Eingeladen waren auch die betroffenen Flüchtlinge, die das Angebot gern annahmen und auch ihre Kinder mit ins Theater brachten. Zwar konnten nicht alle den gesprochenen Worten folgen, doch die Botschaft durch die Musik kam bei ihnen bestens an.

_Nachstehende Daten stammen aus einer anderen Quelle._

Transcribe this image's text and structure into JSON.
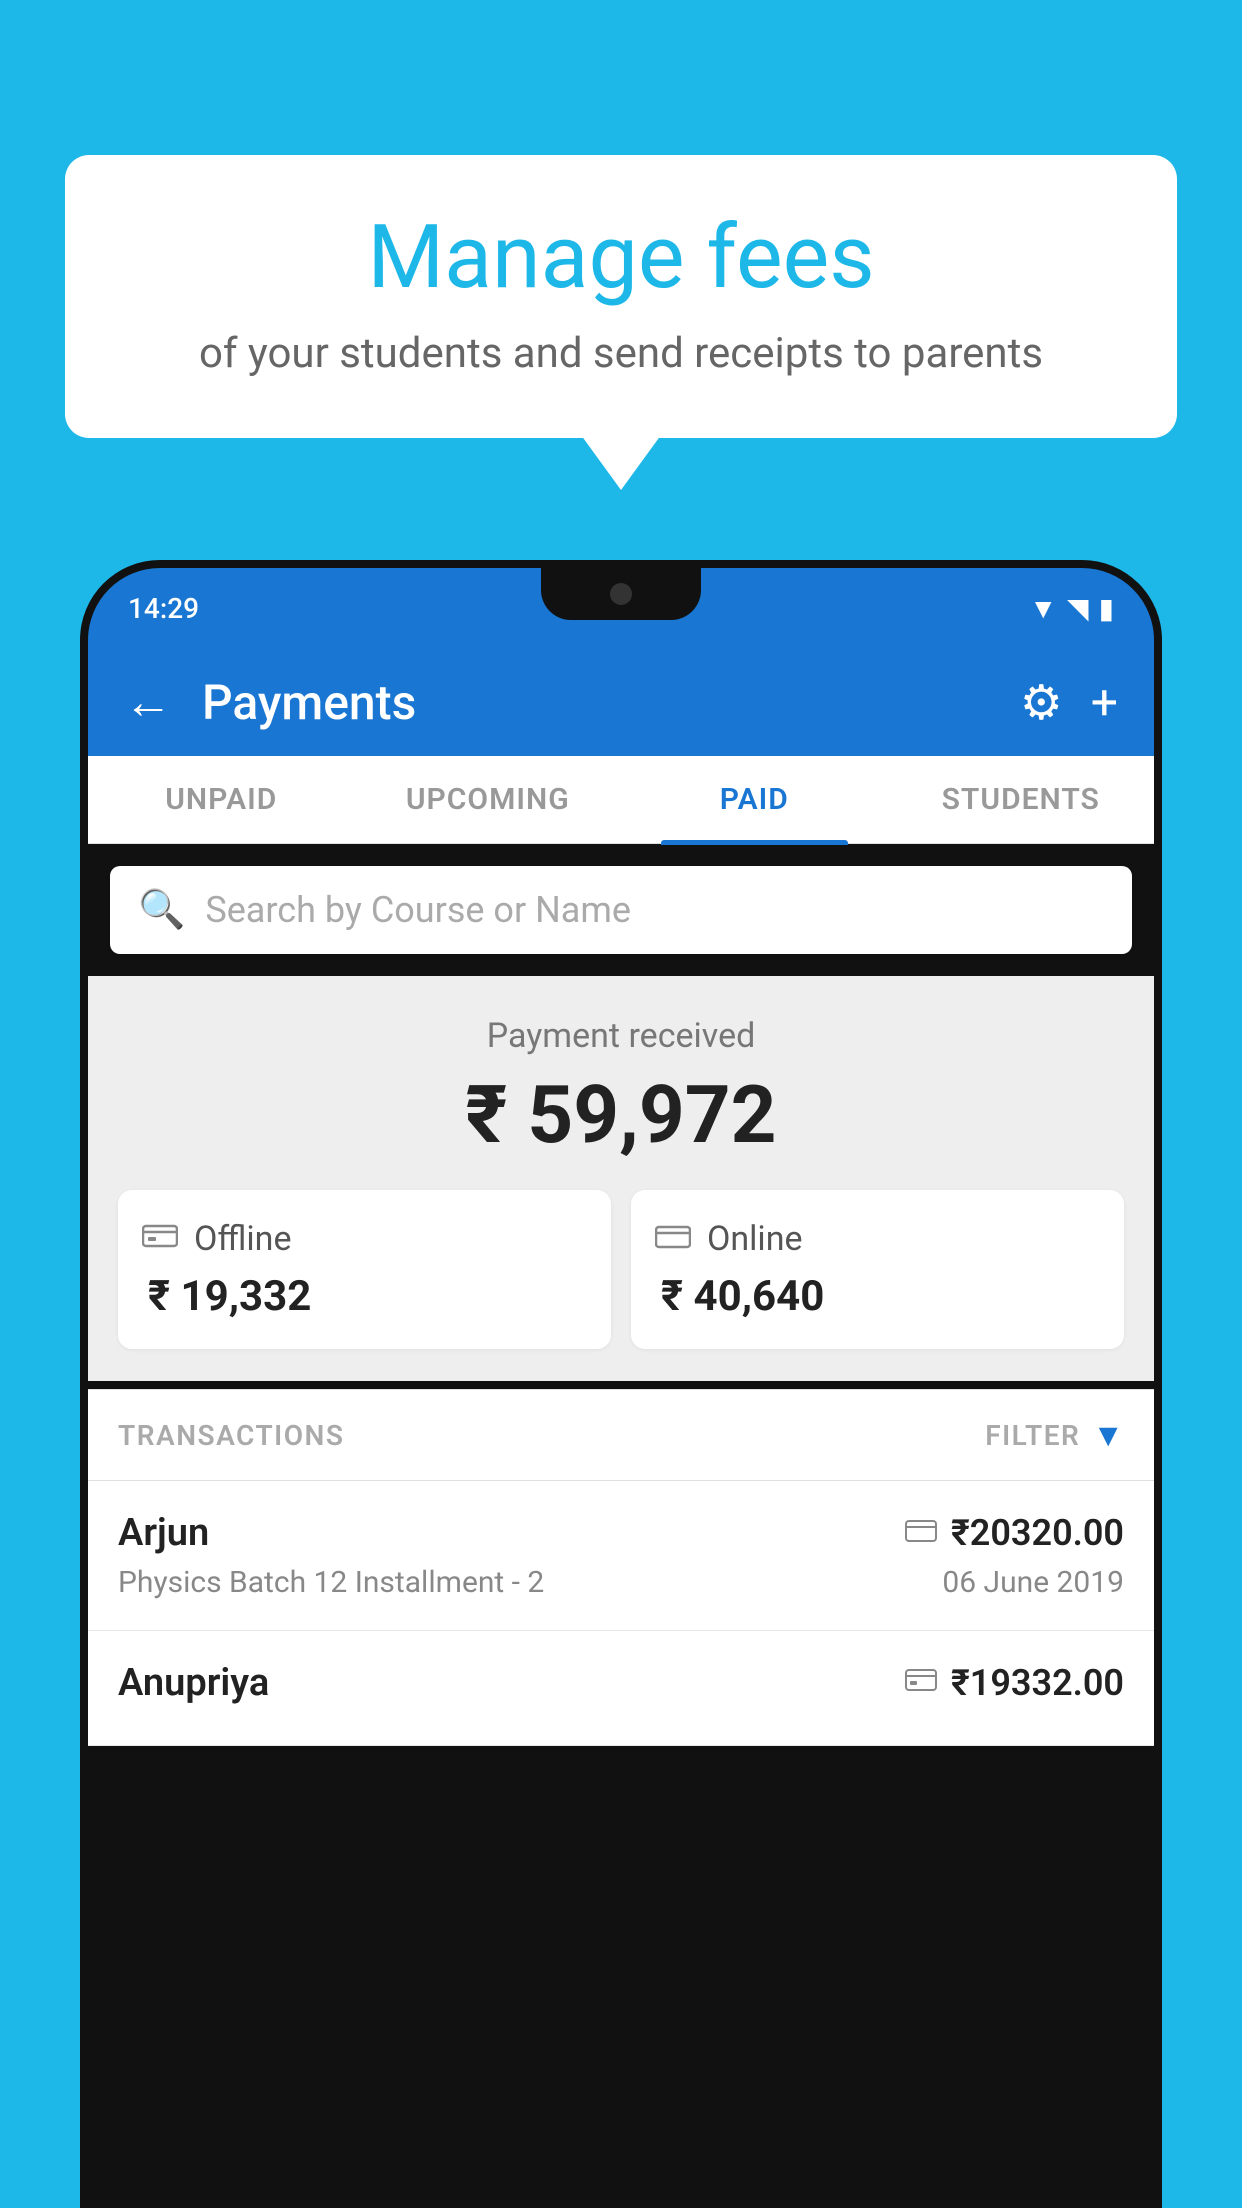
{
  "background_color": "#1DB8E8",
  "bubble": {
    "title": "Manage fees",
    "subtitle": "of your students and send receipts to parents"
  },
  "phone": {
    "status_bar": {
      "time": "14:29",
      "wifi": "▲",
      "signal": "▲",
      "battery": "▮"
    },
    "header": {
      "back_label": "←",
      "title": "Payments",
      "gear_label": "⚙",
      "plus_label": "+"
    },
    "tabs": [
      {
        "label": "UNPAID",
        "active": false
      },
      {
        "label": "UPCOMING",
        "active": false
      },
      {
        "label": "PAID",
        "active": true
      },
      {
        "label": "STUDENTS",
        "active": false
      }
    ],
    "search": {
      "placeholder": "Search by Course or Name"
    },
    "payment_received": {
      "label": "Payment received",
      "amount": "₹ 59,972",
      "offline": {
        "label": "Offline",
        "amount": "₹ 19,332"
      },
      "online": {
        "label": "Online",
        "amount": "₹ 40,640"
      }
    },
    "transactions": {
      "header_label": "TRANSACTIONS",
      "filter_label": "FILTER",
      "items": [
        {
          "name": "Arjun",
          "course": "Physics Batch 12 Installment - 2",
          "amount": "₹20320.00",
          "date": "06 June 2019",
          "icon_type": "card"
        },
        {
          "name": "Anupriya",
          "course": "",
          "amount": "₹19332.00",
          "date": "",
          "icon_type": "cash"
        }
      ]
    }
  }
}
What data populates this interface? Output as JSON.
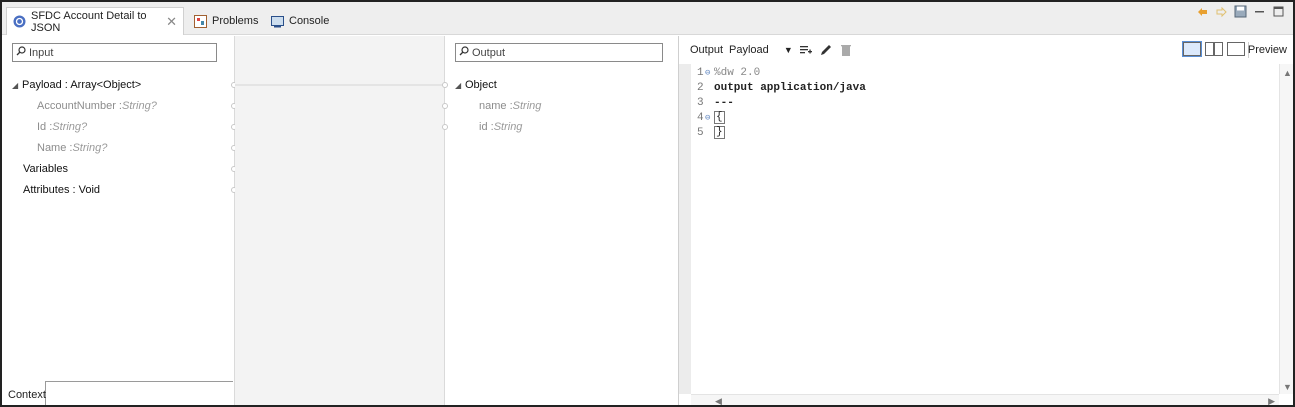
{
  "tabs": [
    {
      "label": "SFDC Account Detail to JSON",
      "icon": "dataweave-icon",
      "active": true
    },
    {
      "label": "Problems",
      "icon": "problems-icon"
    },
    {
      "label": "Console",
      "icon": "console-icon"
    }
  ],
  "input_panel": {
    "search_placeholder": "Input",
    "tree": [
      {
        "name": "Payload : Array<Object>",
        "type": "",
        "expanded": true
      },
      {
        "name": "AccountNumber : ",
        "type": "String?"
      },
      {
        "name": "Id : ",
        "type": "String?"
      },
      {
        "name": "Name : ",
        "type": "String?"
      },
      {
        "name": "Variables",
        "type": ""
      },
      {
        "name": "Attributes : Void",
        "type": ""
      }
    ],
    "context_label": "Context"
  },
  "output_panel": {
    "search_placeholder": "Output",
    "tree": [
      {
        "name": "Object",
        "type": "",
        "expanded": true
      },
      {
        "name": "name : ",
        "type": "String"
      },
      {
        "name": "id : ",
        "type": "String"
      }
    ]
  },
  "script_panel": {
    "output_label": "Output",
    "payload_label": "Payload",
    "preview_label": "Preview",
    "lines": [
      {
        "num": "1",
        "text": "%dw 2.0"
      },
      {
        "num": "2",
        "text": "output application/java"
      },
      {
        "num": "3",
        "text": "---"
      },
      {
        "num": "4",
        "text": "{"
      },
      {
        "num": "5",
        "text": "}"
      }
    ]
  },
  "colors": {
    "accent": "#5a8fd6",
    "mapping_bg": "#f3f3f3",
    "tab_bar": "#eeeeee"
  }
}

Um dieses Ereignis überhaupt in dieser Form auf die Beine zu stellen, hatte der Popchor unter der Leitung von Andreas Warschkow eng mit dem Deutschen Roten Kreuz, verantwortlich für die Flüchtlingsbetreuung und -hilfe in Warendorf, und der „Aktion Kleiner Prinz“ zusammengarbeitet. Der Erlös kommt der Kinderhilfsorganisation zugute, die mit dem Geld die Flüchtlingshilfe unterstützen will. Klaus Chmiel, Vizevorsitzender der Aktion Kleiner Prinz, stellte die Kinderhilfsorganisation mit ihren 180 ehrenamtlichen Mitarbeitern im Vorfeld kurz dem Publikum vor. „Unsere Motivation ist die Dankbarkeit der Kinder, aber auch der große Anklang, den wir bei der Bevölkerung finden.“

Musikalisch hatte der Chor so einiges auf der Pfanne. Von Elton John über Robbie Williams bis hin zu Coldplay und „Simon and Garfunkel“ reichte die Bandbreite. Besondere Höhepunkte des Abends waren die Soloeinlagen von Monika Mulder, Dani Rühlemann, Burkhard Weiß, Anna Schlotmann, Stefan Braunsmann und Inga Weiler. Am Klavier glänzte zudem Arno Mejauschek.

Der Chor wollte mit seinem Auftritt ein besonders Zeichen für Freiheit, Frieden, Demokratie und Humanität setzen. Darüber hinaus haben die rund 60 Sänger dem Publilkum ein wunderbares Konzerterlebnis geliefert, das noch lange nachklingen wird.